Pero sigamos esta fábula en todas estas circunstancias. Hércules va a consultar a las ninfas de Júpiter y de Temis, que tenían su morada en un antro en la orilla del río Eridan, conocido hoy bajo el nombre de Po en Italia. Ε”ρις ίδ, quiere decir disputa, debate. Al comienzo de la obra las partes acuosas mercuriales excitan una fermentación, en consecuencia un debate, he aquí las ninfas del río Eridan. Estas ninfas eran en número de cuatro, a causa de los cuatro elementos, de los que los filósofos dicen que su materia es como el resumen quintaesenciado por la naturaleza, según sus pesos, sus medidas y sus proporciones, que el artista o Hércules debe tomar como modelos. Es por lo que son llamadas ninfas de Júpiter y de Temis. Ahora bien, como un artista debe consultar la naturaleza,[6] e imitar sus operaciones para tener éxito en las del arte hermético, todos los filósofos convienen en ello y aseguran así mismo que se trabajaría en vano si no es así. Geber y los otros dicen que todo hombre que ignora la naturaleza y sus procedimientos no llegará jamás al fin que se propone, si Dios o un amigo no se lo revelan todo. Y aunque Basilio Valentín[7] dice: Nuestra materia es vil y abjecta y la obra, que se conduce solamente por el régimen del fuego, es fácil de hacer [...] Tú no tienes necesidad de otras instrucciones para saber gobernar tu fuego y construir tu horno, como aquel que tiene la harina a penas tarda en encontrar un horno y nada le impide cocer el pan. El Cosmopolita nos dice también[8] que cuando los filósofos aseguran que la obra es fácil deberían de añadir, para aquellos que la saben. Y Pontano[9] nos enseña que él ha estado más de doscientas veces trabajando sobre la verdadera materia, porque ignoraba el fuego de los filósofos. El obstáculo es, pues,
1º: encontrar esta materia, y es sobre ésta que Hércules va a consultar a las ninfas, que lo envían a Nereo el más antiguo de los dioses, según Orfeo, hijo de la tierra y del agua, o del Océano y de Tetis; el mismo que predijo a Paris la ruina de Troya y que fue padre de Tetis, madre de Aquiles. Homero[10] lo llama el anciano, y su nombre significa húmedo. He aquí, pues, esta materia tan común, tan vil, tan despreciada. Cuando Hércules se presentó a él no pudo reconocerlo y tener razón de él, porque lo encontraba cada vez bajo una nueva forma, pero al fin lo reconoció y lo apresó con tanto ahínco que le obligó a declararlo todo. Estas metamorfosis están tomadas de la naturaleza misma de esta materia, que Basilio Valentín,[11] Haimon[12] y muchos otros dicen no tener ninguna forma determinada, pero que es susceptible de todas, que se vuelve aceite en la nuez y la oliva, vino en la uva, amargo en el ajenjo, dulce en el azúcar, veneno en un sujeto, tríaca en el otro.

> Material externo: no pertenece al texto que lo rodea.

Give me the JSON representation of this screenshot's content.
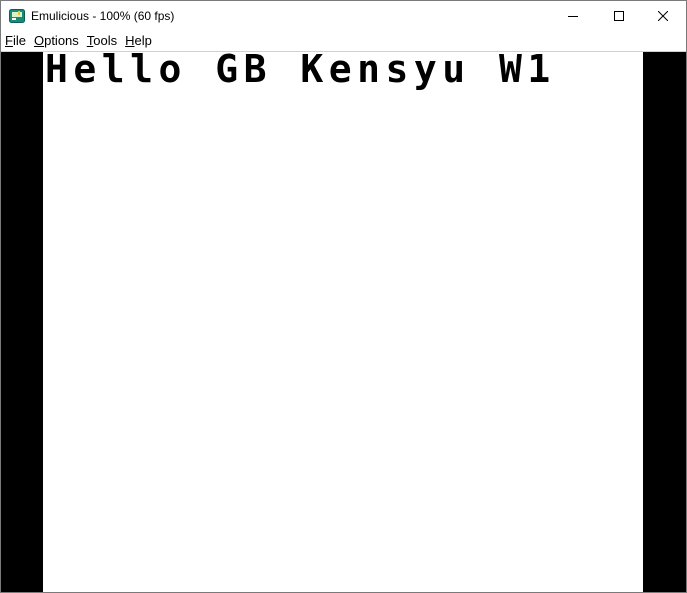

Hércules vio a Nereo bajo todas estas formas diferentes; pero no era bajo éstas que quería verlo. Hizo, pues, tanto que al fin lo descubrió bajo esa forma, que no presenta nada de gracioso ni de especificado, tal como es la materia filosófica.
Es pues, necesario tener a Nereo como recurso, pero como no es suficiente haber encontrado la materia verdadera y próxima de la obra, para llegar a su fin, Nereo envió a Hércules a Prometeo, que había robado el fuego del Cielo para hacer partícipes a los hombres, es decir, el fuego filosófico, que da la vida a esta materia, sin el cual no se podría hacer nada. Prometeo siempre fue considerado como el titán ígneo, amigo del Océano. Tenía un altar común con Palas y Vulcano, porque su nombre significa previsor, juicioso, lo que conviene a Palas, diosa de la sabiduría y de la prudencia, y porque el fuego de Prometeo era lo mismo que Vulcano. También se ha querido señalar con ello la prudencia y la dirección que él da a un artista para dar a este fuego el régimen conveniente.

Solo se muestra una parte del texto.